Terrence Malick in Texas
Badlands starts in a small town in South Dakota in the 1950s, where the residential streets are deceptively quiet. Days of Heaven begins in a Chicago factory before migrating to the big open fields of West Texas, with only the owner's small home in view. The Thin Red Line takes place in the Pacific during World War II. And The Tree of Life revolves around a family's life in a small town in Texas in the 1950s, bringing us full circle.
All of Malick's films are worthy of deeper study, and there's no finer way to do that than to see them on the biggest screen possible, preferably with other people so you can discuss the wonderment and the befuddlement together. The "Malick Retrospective" series begins in Dallas tonight with Badlands, continuing tomorrow with Days of Heaven, and concluding with The Thin Red Line on Thursday. All screenings are set for 7:30 p.m. at the Angelika Film Center, and tickets are priced at $6. The Tree of Life then opens exclusively there on Friday.
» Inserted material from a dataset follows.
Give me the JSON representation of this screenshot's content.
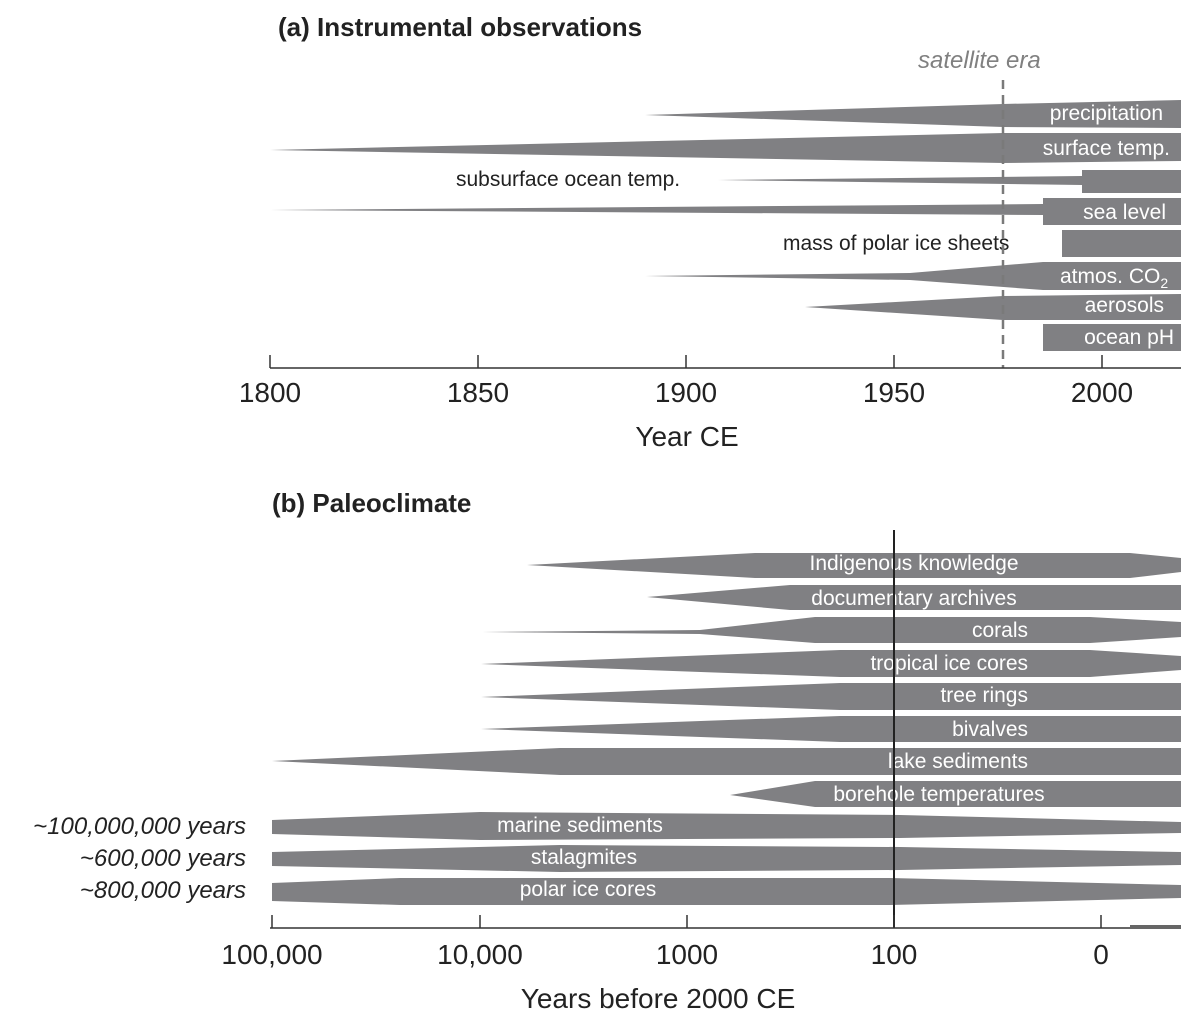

Check around your town and see if anyone has similar retrospectives planned. If not, all three are available on DVD, with the latter two on Blu-ray. You don't have to see them before The Tree of Life, which stands alone, but it's fascinating to watch Malick's steady progression from the lovely, incisive, yet straight-forward Badlands to half-narrative, half-silent Days of Heaven to the poetic free form of The Thin Red Line to whatever you want to call The Tree of Life.